Recently, I was given the chance to lay out graphics for a 2013 Ford Raptor. Like any other template, I found an illustrated outline matching closely to the vehicle and applied graphics to it. Since critical graphics components do not serve a purpose behind an emblem, I believe an illustrated outline is a great way to determine where emblems and door seams end up. However, I soon realized that outlines are not ideal in determining the actual contours of a vehicle.
As some of you may not realize, a Ford Raptor is a Baja version of a standard F150. Not only is it built for an off-road experience, but it also has dramatic curves and contours giving it an aggressive appeal. Before making my template, I had not seen the Ford Raptor in a while, so it was helpful to hear about the look of the truck and see photographs of the vehicle. However, I wish I had seen it in person before the graphics went to production. I did have the opportunity to take a field trip to see the application process once everything was said and done. And, did my vehicle template compare to the actual truck? To answer quickly, it was a rude awakening…but let me give you the details.

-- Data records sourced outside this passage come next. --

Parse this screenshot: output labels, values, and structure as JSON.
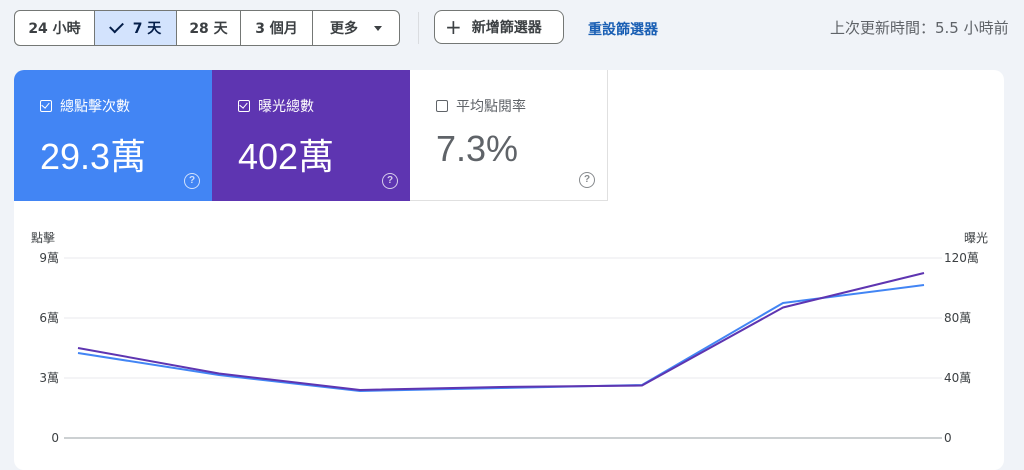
{
  "toolbar": {
    "ranges": [
      {
        "label": "24 小時",
        "active": false
      },
      {
        "label": "7 天",
        "active": true
      },
      {
        "label": "28 天",
        "active": false
      },
      {
        "label": "3 個月",
        "active": false
      },
      {
        "label": "更多",
        "active": false
      }
    ],
    "add_filter_label": "新增篩選器",
    "reset_label": "重設篩選器",
    "updated_text": "上次更新時間：5.5 小時前"
  },
  "metrics": [
    {
      "label": "總點擊次數",
      "value": "29.3萬",
      "checked": true,
      "color": "#4285f4"
    },
    {
      "label": "曝光總數",
      "value": "402萬",
      "checked": true,
      "color": "#5e35b1"
    },
    {
      "label": "平均點閱率",
      "value": "7.3%",
      "checked": false,
      "color": "#ffffff"
    }
  ],
  "chart_data": {
    "type": "line",
    "y_left_label": "點擊",
    "y_right_label": "曝光",
    "y_left_ticks": [
      "0",
      "3萬",
      "6萬",
      "9萬"
    ],
    "y_right_ticks": [
      "0",
      "40萬",
      "80萬",
      "120萬"
    ],
    "y_left_range": [
      0,
      90000
    ],
    "y_right_range": [
      0,
      1200000
    ],
    "series": [
      {
        "axis": "left",
        "color": "#4285f4",
        "values": [
          42500,
          31500,
          23500,
          25000,
          26500,
          67500,
          76500
        ]
      },
      {
        "axis": "right",
        "color": "#5e35b1",
        "values": [
          600000,
          430000,
          320000,
          340000,
          350000,
          870000,
          1100000
        ]
      }
    ]
  }
}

When I showed up to see this beautiful truck undergo a transformation to make it even more dramatic with the graphics I had created, I wasn’t worried. I was confident I gave enough bleed to encompass the entire vehicle. But as I was watching the printed sheets coming out of the carton, I started to get a little concerned…are those panels really going to cover each and every curve of this truck? At which point, I really wanted to go into my vehicle and hide, but I had to be a big girl and watch the graphics get set up to be applied to the truck. It was no longer looking like the truck it was when I first saw it…and now it was increasingly becoming my nemesis. The bleeds that I supplied looked as though they would just barely accommodate the curves and not the entire vehicle. Luckily for me, I did not have to watch the entire process, which helped the sinking feeling in my stomach. However, I was expecting a phone call stating the curves got the better of me. To my relief, they did not, and I have the video of the application process to prove it. Nevertheless, this experience has shown me that I cannot always be so lucky with relying merely on illustrated outlines. It’s better to take a field trip prior to the production of graphics to be safe, than to just show up to the application process and be sorry.